Two teams will qualify at the end of the ten-team event in Zimbabwe, and securing one of those places would see the hosts return to the ODI top table for the first time since 2015, having missed out on the 2019 event.

That tournament in England was the only Cricket World Cup Zimbabwe have missed since 1979, but Zimbabwe’s record has slipped across the last two decades, with the men’s national team failing to make it out of a 50-over World Cup group stage since 2003.

Reaching the World Cup in India is the first aim, and then looking at regaining that status as a major force is the second, according to all-rounder Wessly Madhevere.

“I was probably 10 when I started watching cricket and dreamed about playing for my country; for it to happen for me right now is massive, I can’t even explain,” the 22-year-old said.“This tournament means a lot. So many players in our squad have dreamt about playing in it. I’ve dreamt a lot about playing in a tournament like this.

“It’s exciting times for us and for the nation as well. Guys are keen to get back the status that Zimbabwe cricket had and there is no better chance than this one, so we’re really excited about the opportunity.”

Zimbabwe’s excitement is mixed with confidence ahead of a group stage that sees them joined with West Indies, Netherlands, Nepal and USA in Group A.

Madhevere’s confidence is well placed given he became just the third Zimbabwe man to take a hat-trick in ODIs earlier this year, with his feat coming against group opponents Netherlands.

“I don’t know if I can explain the feeling of taking the hat-trick but it was something beyond what I could imagine,” he said.

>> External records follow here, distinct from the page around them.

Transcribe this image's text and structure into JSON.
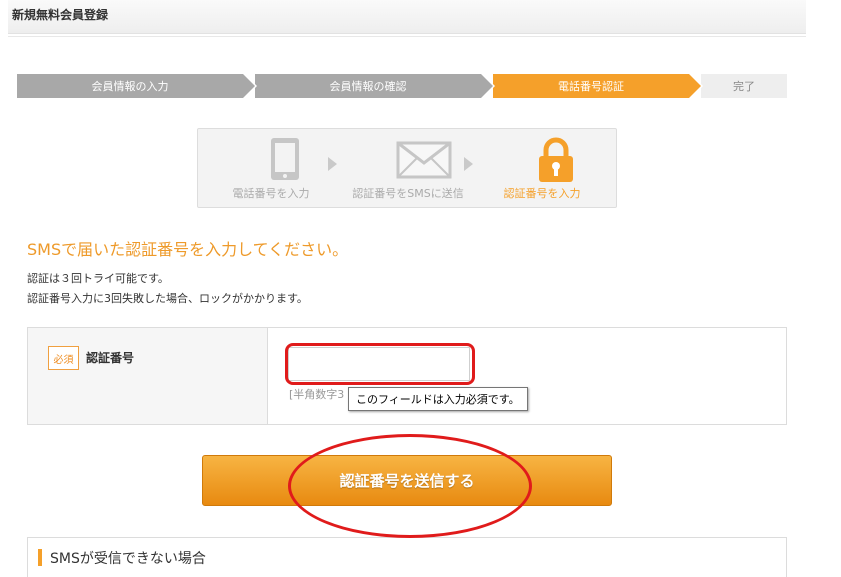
{
  "header": {
    "title": "新規無料会員登録"
  },
  "steps": [
    {
      "label": "会員情報の入力",
      "state": "done"
    },
    {
      "label": "会員情報の確認",
      "state": "done"
    },
    {
      "label": "電話番号認証",
      "state": "active"
    },
    {
      "label": "完了",
      "state": "todo"
    }
  ],
  "flow": {
    "items": [
      {
        "label": "電話番号を入力",
        "icon": "phone-icon"
      },
      {
        "label": "認証番号をSMSに送信",
        "icon": "envelope-icon"
      },
      {
        "label": "認証番号を入力",
        "icon": "lock-icon"
      }
    ]
  },
  "main": {
    "heading": "SMSで届いた認証番号を入力してください。",
    "note1": "認証は３回トライ可能です。",
    "note2": "認証番号入力に3回失敗した場合、ロックがかかります。"
  },
  "form": {
    "required_badge": "必須",
    "field_label": "認証番号",
    "input_value": "",
    "hint": "[半角数字3",
    "tooltip": "このフィールドは入力必須です。"
  },
  "submit": {
    "label": "認証番号を送信する"
  },
  "section": {
    "title": "SMSが受信できない場合"
  },
  "colors": {
    "accent": "#f5a02a",
    "annotation": "#e01b1b",
    "step_done": "#a8a8a8"
  }
}
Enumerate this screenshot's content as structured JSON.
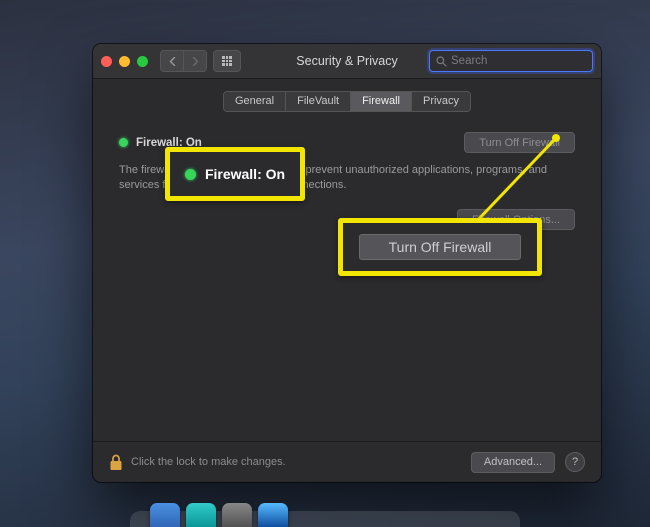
{
  "window": {
    "title": "Security & Privacy"
  },
  "search": {
    "placeholder": "Search"
  },
  "tabs": {
    "general": "General",
    "filevault": "FileVault",
    "firewall": "Firewall",
    "privacy": "Privacy"
  },
  "firewall": {
    "status_label": "Firewall: On",
    "turn_off_btn": "Turn Off Firewall",
    "description": "The firewall is turned on and set up to prevent unauthorized applications, programs, and services from accepting incoming connections.",
    "options_btn": "Firewall Options..."
  },
  "callout": {
    "status": "Firewall: On",
    "turn_off": "Turn Off Firewall"
  },
  "footer": {
    "lock_text": "Click the lock to make changes.",
    "advanced_btn": "Advanced...",
    "help": "?"
  },
  "colors": {
    "highlight": "#f2e600",
    "led": "#37d65a"
  }
}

“For it to actually happen to me came as a surprise but I’ll take it and look to take more. It was a brilliant feeling.

“I believe I’m one of those players who thrives on confidence. Being able to contribute to my team and being able to help the team win games, it can only boost my confidence.

“I’m quite confident right now and hopefully I’ll be able to put on some match-winning performances for my team.”

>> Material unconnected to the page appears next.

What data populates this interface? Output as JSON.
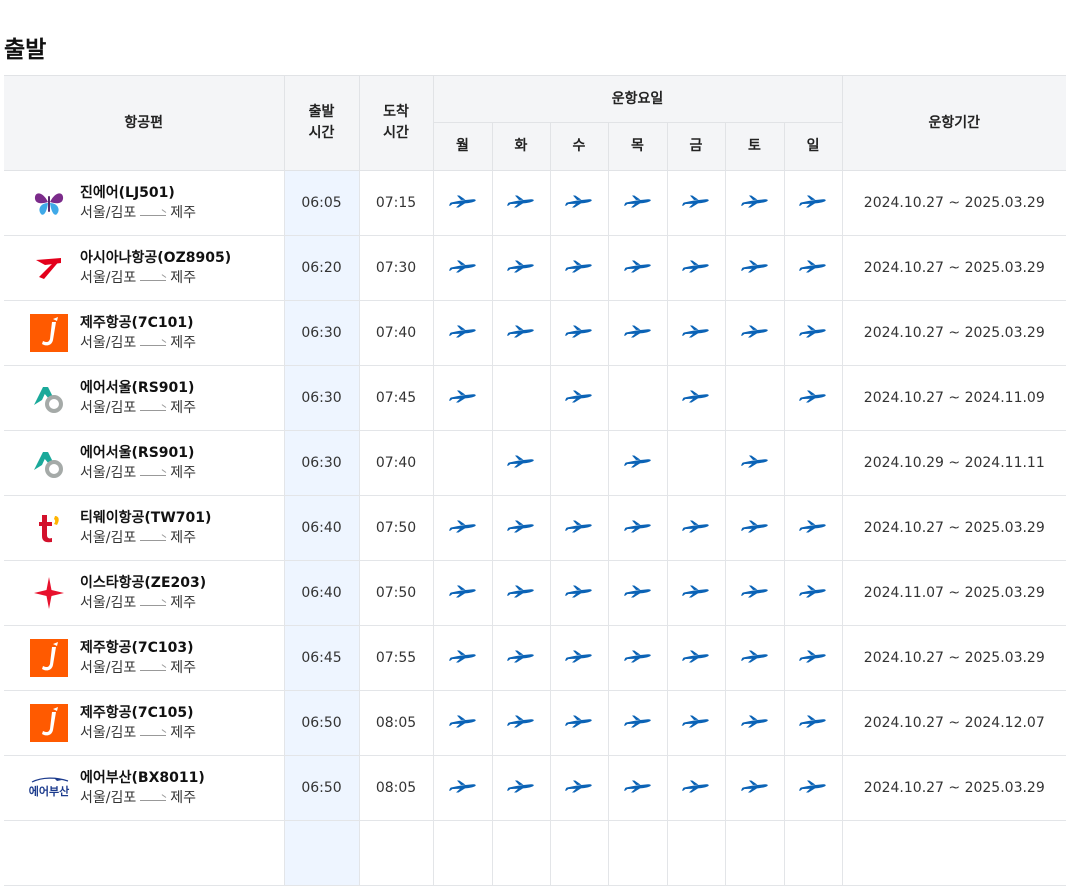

That hat-trick is Madhevere’s stand-out moment in Zimbabwe colours so far in his career, but it is with the bat where he is most expected to excel for his country going forward.

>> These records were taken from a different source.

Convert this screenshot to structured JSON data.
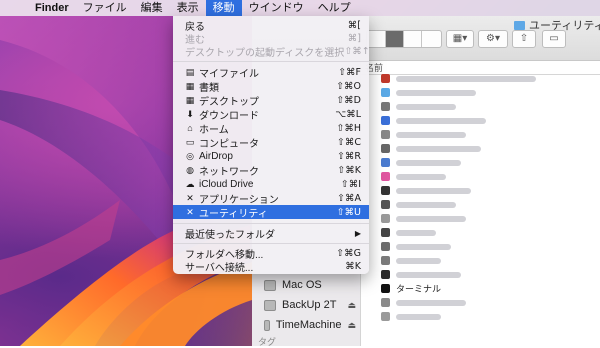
{
  "menubar": {
    "items": [
      {
        "label": "Finder",
        "bold": true
      },
      {
        "label": "ファイル"
      },
      {
        "label": "編集"
      },
      {
        "label": "表示"
      },
      {
        "label": "移動",
        "active": true
      },
      {
        "label": "ウインドウ"
      },
      {
        "label": "ヘルプ"
      }
    ]
  },
  "finder": {
    "title": "ユーティリティ",
    "column_header": "名前",
    "sidebar": [
      {
        "label": "Mac OS",
        "eject": ""
      },
      {
        "label": "BackUp 2T",
        "eject": "⏏"
      },
      {
        "label": "TimeMachine",
        "eject": "⏏"
      }
    ],
    "sidebar_section": "タグ",
    "visible_file": "ターミナル"
  },
  "go_menu": {
    "items": [
      {
        "label": "戻る",
        "shortcut": "⌘[",
        "disabled": false
      },
      {
        "label": "進む",
        "shortcut": "⌘]",
        "disabled": true
      },
      {
        "label": "デスクトップの起動ディスクを選択",
        "shortcut": "⇧⌘↑",
        "disabled": true
      },
      {
        "label": "マイファイル",
        "shortcut": "⇧⌘F",
        "icon": "all-files-icon"
      },
      {
        "label": "書類",
        "shortcut": "⇧⌘O",
        "icon": "documents-icon"
      },
      {
        "label": "デスクトップ",
        "shortcut": "⇧⌘D",
        "icon": "desktop-icon"
      },
      {
        "label": "ダウンロード",
        "shortcut": "⌥⌘L",
        "icon": "download-icon"
      },
      {
        "label": "ホーム",
        "shortcut": "⇧⌘H",
        "icon": "home-icon"
      },
      {
        "label": "コンピュータ",
        "shortcut": "⇧⌘C",
        "icon": "computer-icon"
      },
      {
        "label": "AirDrop",
        "shortcut": "⇧⌘R",
        "icon": "airdrop-icon"
      },
      {
        "label": "ネットワーク",
        "shortcut": "⇧⌘K",
        "icon": "network-icon"
      },
      {
        "label": "iCloud Drive",
        "shortcut": "⇧⌘I",
        "icon": "cloud-icon"
      },
      {
        "label": "アプリケーション",
        "shortcut": "⇧⌘A",
        "icon": "applications-icon"
      },
      {
        "label": "ユーティリティ",
        "shortcut": "⇧⌘U",
        "icon": "utilities-icon",
        "highlighted": true
      },
      {
        "label": "最近使ったフォルダ",
        "submenu": "▶"
      },
      {
        "label": "フォルダへ移動...",
        "shortcut": "⇧⌘G"
      },
      {
        "label": "サーバへ接続...",
        "shortcut": "⌘K"
      }
    ]
  },
  "colors": {
    "accent": "#2f6fe0",
    "menu_bg": "#f2f0f4"
  }
}
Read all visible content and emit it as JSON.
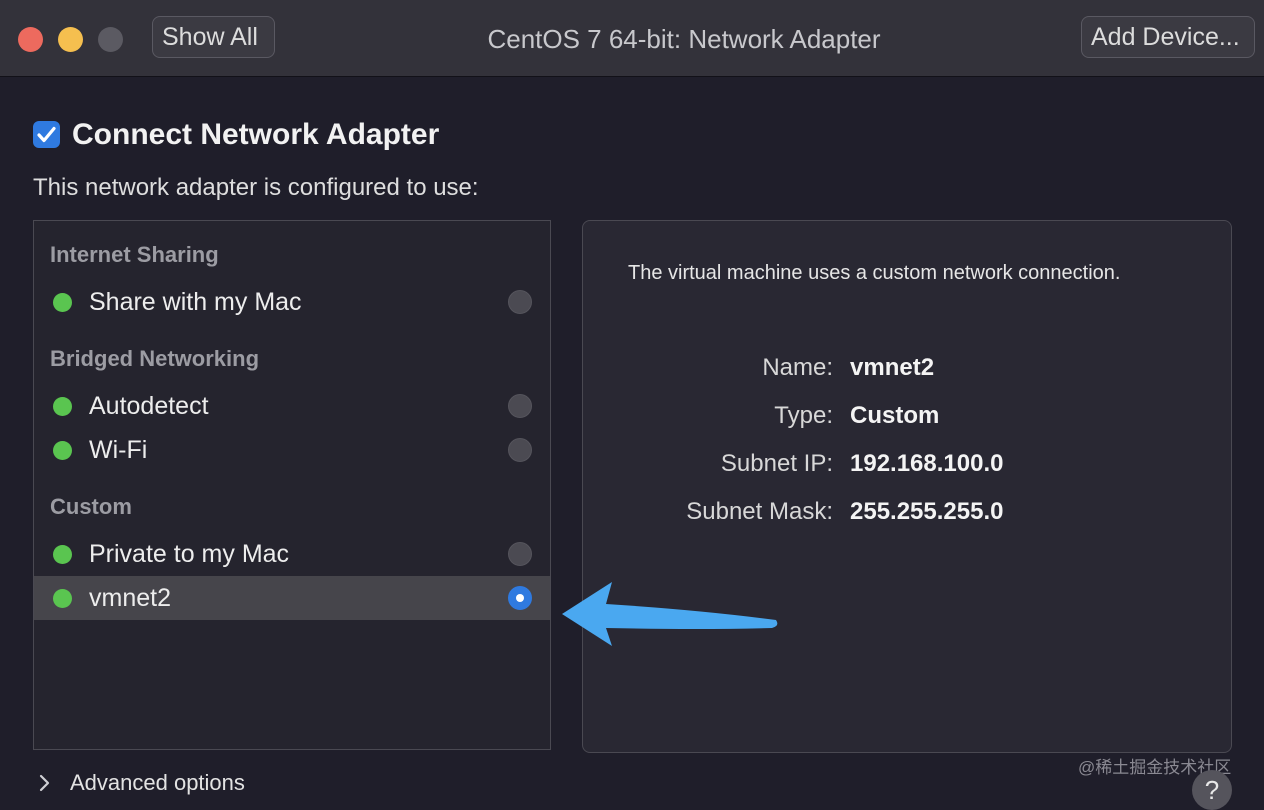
{
  "window": {
    "title": "CentOS 7 64-bit: Network Adapter",
    "show_all_label": "Show All",
    "add_device_label": "Add Device..."
  },
  "connect": {
    "label": "Connect Network Adapter",
    "checked": true
  },
  "configured_text": "This network adapter is configured to use:",
  "groups": [
    {
      "header": "Internet Sharing",
      "items": [
        {
          "label": "Share with my Mac",
          "selected": false
        }
      ]
    },
    {
      "header": "Bridged Networking",
      "items": [
        {
          "label": "Autodetect",
          "selected": false
        },
        {
          "label": "Wi-Fi",
          "selected": false
        }
      ]
    },
    {
      "header": "Custom",
      "items": [
        {
          "label": "Private to my Mac",
          "selected": false
        },
        {
          "label": "vmnet2",
          "selected": true
        }
      ]
    }
  ],
  "details": {
    "description": "The virtual machine uses a custom network connection.",
    "fields": [
      {
        "key": "Name:",
        "value": "vmnet2"
      },
      {
        "key": "Type:",
        "value": "Custom"
      },
      {
        "key": "Subnet IP:",
        "value": "192.168.100.0"
      },
      {
        "key": "Subnet Mask:",
        "value": "255.255.255.0"
      }
    ]
  },
  "advanced_label": "Advanced options",
  "help_label": "?",
  "watermark": "@稀土掘金技术社区",
  "colors": {
    "accent": "#2f7ae0",
    "status_green": "#5ac550",
    "annotation_arrow": "#4aa8f0"
  },
  "icons": {
    "checkbox": "checkmark-icon",
    "status": "status-dot-icon",
    "advanced": "chevron-right-icon",
    "annotation": "arrow-left-icon"
  }
}
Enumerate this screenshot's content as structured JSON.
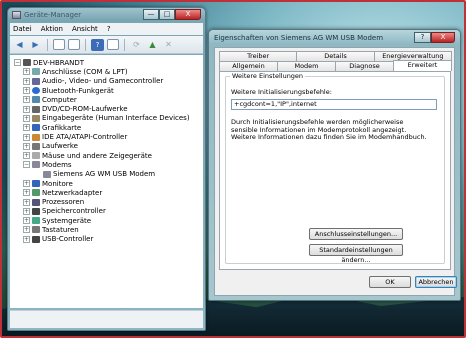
{
  "device_manager": {
    "title": "Geräte-Manager",
    "menu": [
      "Datei",
      "Aktion",
      "Ansicht",
      "?"
    ],
    "root": "DEV-HBRANDT",
    "categories": [
      {
        "label": "Anschlüsse (COM & LPT)",
        "icon": "port-icon"
      },
      {
        "label": "Audio-, Video- und Gamecontroller",
        "icon": "audio-icon"
      },
      {
        "label": "Bluetooth-Funkgerät",
        "icon": "bluetooth-icon"
      },
      {
        "label": "Computer",
        "icon": "computer-icon"
      },
      {
        "label": "DVD/CD-ROM-Laufwerke",
        "icon": "dvd-drive-icon"
      },
      {
        "label": "Eingabegeräte (Human Interface Devices)",
        "icon": "hid-icon"
      },
      {
        "label": "Grafikkarte",
        "icon": "display-adapter-icon"
      },
      {
        "label": "IDE ATA/ATAPI-Controller",
        "icon": "ide-controller-icon"
      },
      {
        "label": "Laufwerke",
        "icon": "disk-drive-icon"
      },
      {
        "label": "Mäuse und andere Zeigegeräte",
        "icon": "mouse-icon"
      },
      {
        "label": "Modems",
        "icon": "modem-icon",
        "expanded": true
      },
      {
        "label": "Monitore",
        "icon": "monitor-icon"
      },
      {
        "label": "Netzwerkadapter",
        "icon": "network-adapter-icon"
      },
      {
        "label": "Prozessoren",
        "icon": "processor-icon"
      },
      {
        "label": "Speichercontroller",
        "icon": "storage-controller-icon"
      },
      {
        "label": "Systemgeräte",
        "icon": "system-device-icon"
      },
      {
        "label": "Tastaturen",
        "icon": "keyboard-icon"
      },
      {
        "label": "USB-Controller",
        "icon": "usb-icon"
      }
    ],
    "modem_child": "Siemens AG WM USB Modem"
  },
  "dialog": {
    "title": "Eigenschaften von Siemens AG WM USB Modem",
    "tabs_row1": [
      "Treiber",
      "Details",
      "Energieverwaltung"
    ],
    "tabs_row2": [
      "Allgemein",
      "Modem",
      "Diagnose",
      "Erweitert"
    ],
    "active_tab": "Erweitert",
    "group_title": "Weitere Einstellungen",
    "init_label": "Weitere Initialisierungsbefehle:",
    "init_value": "+cgdcont=1,\"IP\",internet",
    "description": "Durch Initialisierungsbefehle werden möglicherweise sensible Informationen im Modemprotokoll angezeigt. Weitere Informationen dazu finden Sie im Modemhandbuch.",
    "btn_port_settings": "Anschlusseinstellungen...",
    "btn_defaults": "Standardeinstellungen ändern...",
    "btn_ok": "OK",
    "btn_cancel": "Abbrechen"
  },
  "window_controls": {
    "minimize": "—",
    "maximize": "□",
    "close": "X",
    "help": "?"
  }
}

The all-rounder has registered 12 fifties in white-ball cricket since making his Zimbabwe debut in 2020, with five of those coming in ODIs.

And Madhevere is hopeful of this tournament being the occasion for him to bring up his first century for Zimbabwe.

“If there is one thing that has been said by the coaches and so many people who know me, is that they are demanding a big score,” he said.

“I know I’m due a big score. I’m looking to get my first hundred in this tournament. Hopefully it happens. That is one of the things that almost everyone is talking about.”

Captains of the 10 participating teams share a lighter moment during a photo shoot in Harare on Friday.

Zimbabwe finished second bottom of the Super League to drop into the Qualifier, which they will host.

Their six victories from 24 matches included eye-catching triumphs over Australia, Sri Lanka and Pakistan, three series in which they ultimately ended up losing 2-1. But those wins weren’t enough to earn one of the Super League qualification spots.

The Chevrons featured in every ICC Men’s Cricket World Cup between 1983 and 2015 but missed out on qualification four years ago.

Their best performances came in 1999 and 2003, Zimbabwe reaching the Super Six stage on both occasions.